As for missed opportunities, living through them left me more resilient and capable than I ever dreamed. Now I know opportunities are everywhere.
I know I just need to keep breathing.

Cousin Ned says the best opportunities show up when you are breathing.

Truth is, my mind is fantastic at magnifying embarassments, recounting the “failures”, but let me do great or even marginally ok, and its I was just lucky, it wasn’t that big a deal, or hey how about a cheese sandwich man, I’m hungry!

Lately I’ve I just stopped listening to it. Maybe you could too. Heck, chances are unless you are truly unusually, stupendously, abnormal, neither of us have ever, ever, done as badly as the wrinkled grey dome rider would have us believe. More than likely our doing poorly was just average poor performance, not that world class terminal loser failure it pretends is our defining characteristic.

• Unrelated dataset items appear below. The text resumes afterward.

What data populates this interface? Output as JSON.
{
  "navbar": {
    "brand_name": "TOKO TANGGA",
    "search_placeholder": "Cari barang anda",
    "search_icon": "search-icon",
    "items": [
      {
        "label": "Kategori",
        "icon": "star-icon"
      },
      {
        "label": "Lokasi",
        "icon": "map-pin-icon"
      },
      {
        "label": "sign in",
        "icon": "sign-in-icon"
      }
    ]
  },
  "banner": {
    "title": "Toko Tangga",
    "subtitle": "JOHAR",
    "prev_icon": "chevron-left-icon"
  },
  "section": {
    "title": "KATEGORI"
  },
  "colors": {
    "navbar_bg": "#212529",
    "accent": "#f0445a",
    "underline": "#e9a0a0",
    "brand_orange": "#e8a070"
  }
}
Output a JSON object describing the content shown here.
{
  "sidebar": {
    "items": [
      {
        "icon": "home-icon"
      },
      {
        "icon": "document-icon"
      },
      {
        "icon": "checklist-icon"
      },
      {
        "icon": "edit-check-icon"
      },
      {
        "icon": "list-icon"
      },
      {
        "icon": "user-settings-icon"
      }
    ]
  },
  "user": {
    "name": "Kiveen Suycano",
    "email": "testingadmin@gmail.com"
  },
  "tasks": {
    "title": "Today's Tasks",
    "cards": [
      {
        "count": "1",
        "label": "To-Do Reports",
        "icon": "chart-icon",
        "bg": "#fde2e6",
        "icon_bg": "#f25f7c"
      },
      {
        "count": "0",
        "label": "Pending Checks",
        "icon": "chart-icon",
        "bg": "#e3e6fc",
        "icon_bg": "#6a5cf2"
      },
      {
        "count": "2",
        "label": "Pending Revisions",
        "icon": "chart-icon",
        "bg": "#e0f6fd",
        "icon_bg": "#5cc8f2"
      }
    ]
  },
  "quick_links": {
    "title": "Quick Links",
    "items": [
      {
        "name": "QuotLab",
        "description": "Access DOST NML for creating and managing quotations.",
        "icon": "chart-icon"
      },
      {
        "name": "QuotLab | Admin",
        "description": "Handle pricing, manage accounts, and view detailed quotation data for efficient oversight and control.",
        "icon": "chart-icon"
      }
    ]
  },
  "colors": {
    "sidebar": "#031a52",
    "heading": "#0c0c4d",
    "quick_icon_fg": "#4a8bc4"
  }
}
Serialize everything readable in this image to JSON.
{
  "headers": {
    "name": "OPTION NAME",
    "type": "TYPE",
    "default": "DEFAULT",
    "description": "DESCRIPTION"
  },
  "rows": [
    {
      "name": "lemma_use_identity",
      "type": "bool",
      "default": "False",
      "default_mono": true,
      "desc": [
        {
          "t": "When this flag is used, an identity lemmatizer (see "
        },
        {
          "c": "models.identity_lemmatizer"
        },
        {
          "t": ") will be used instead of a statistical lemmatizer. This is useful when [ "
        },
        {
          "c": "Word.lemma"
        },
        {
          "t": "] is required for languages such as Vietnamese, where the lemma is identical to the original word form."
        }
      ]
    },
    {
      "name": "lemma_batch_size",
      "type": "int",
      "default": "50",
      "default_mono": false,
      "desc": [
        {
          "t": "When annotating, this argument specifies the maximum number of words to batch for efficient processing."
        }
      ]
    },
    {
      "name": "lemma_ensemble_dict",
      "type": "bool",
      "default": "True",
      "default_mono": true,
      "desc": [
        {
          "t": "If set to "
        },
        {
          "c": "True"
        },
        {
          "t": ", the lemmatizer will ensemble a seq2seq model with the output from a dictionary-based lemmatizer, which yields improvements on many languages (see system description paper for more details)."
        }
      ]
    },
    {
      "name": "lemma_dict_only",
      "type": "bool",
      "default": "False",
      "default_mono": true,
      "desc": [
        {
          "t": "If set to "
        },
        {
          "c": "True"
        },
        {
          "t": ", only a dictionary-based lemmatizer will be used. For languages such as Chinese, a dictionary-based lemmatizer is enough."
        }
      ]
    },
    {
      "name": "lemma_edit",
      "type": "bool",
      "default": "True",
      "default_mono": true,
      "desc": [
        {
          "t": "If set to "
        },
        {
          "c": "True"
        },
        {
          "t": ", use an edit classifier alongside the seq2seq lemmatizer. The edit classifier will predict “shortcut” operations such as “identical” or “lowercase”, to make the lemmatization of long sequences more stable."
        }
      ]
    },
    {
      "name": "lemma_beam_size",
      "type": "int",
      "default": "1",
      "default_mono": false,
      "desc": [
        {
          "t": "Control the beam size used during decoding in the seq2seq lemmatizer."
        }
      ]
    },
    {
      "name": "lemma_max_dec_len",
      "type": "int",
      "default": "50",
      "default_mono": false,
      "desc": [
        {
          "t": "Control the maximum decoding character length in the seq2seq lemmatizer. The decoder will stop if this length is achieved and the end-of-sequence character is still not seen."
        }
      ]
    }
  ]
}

These days, if it’s not telling me in a clear, step by step, how to make my very own Q-36 Explosive Space Mod-u-lator, or cure athlete’s foot in cheetahs, I put it to work or tell it to shush. Being subject to all that endless criticism and self critique is tiring. 
I want to more free not less. In Tim Ferriss’ fantastic book, “Tools of Titans”, many of the aforementioned Titans have spirit animals, like wolves, and bears, and such. 
Today mine is a whale. Yeah man.

Whales got it figured out.

So big and chill most things don’t mess with them, while they spend the day swishin it through the big blue sea, singing truly tuneless songs, every one of which people the world over agree are beautiful.

Most humans wish they were so free!

Among many other great wishes, mine is to confidently drop a “Oops I Did It Again”(complete with on time finger wag and slow sashay) at the Superbowl without short circuited by all the angst about what everyone in the 619 is gonna think. 
Whales don’t suffer like this, they blast out what is in their heart, (which Cousin Ned says are as big as a Volkswagen Jetta), and no one tells ’em to hush.

Here’s an idea, this week let’s be more like the whales. Let the stuff in your heart out. Sing out loud, sing in the shower. Everyday I hereby resolve to be totally creative for ten minutes without stopping.

Let’s wake up look ourselves in the eye and say how awesome it is to be alive.

Take a vacation from the murmurs of the past, not one of which is worth a minutes wasted emotion today.

As Ned says, life is a marathon not a sprint, so look both ways when crossing the street, and to be truly successful, don’t get eaten by a moose.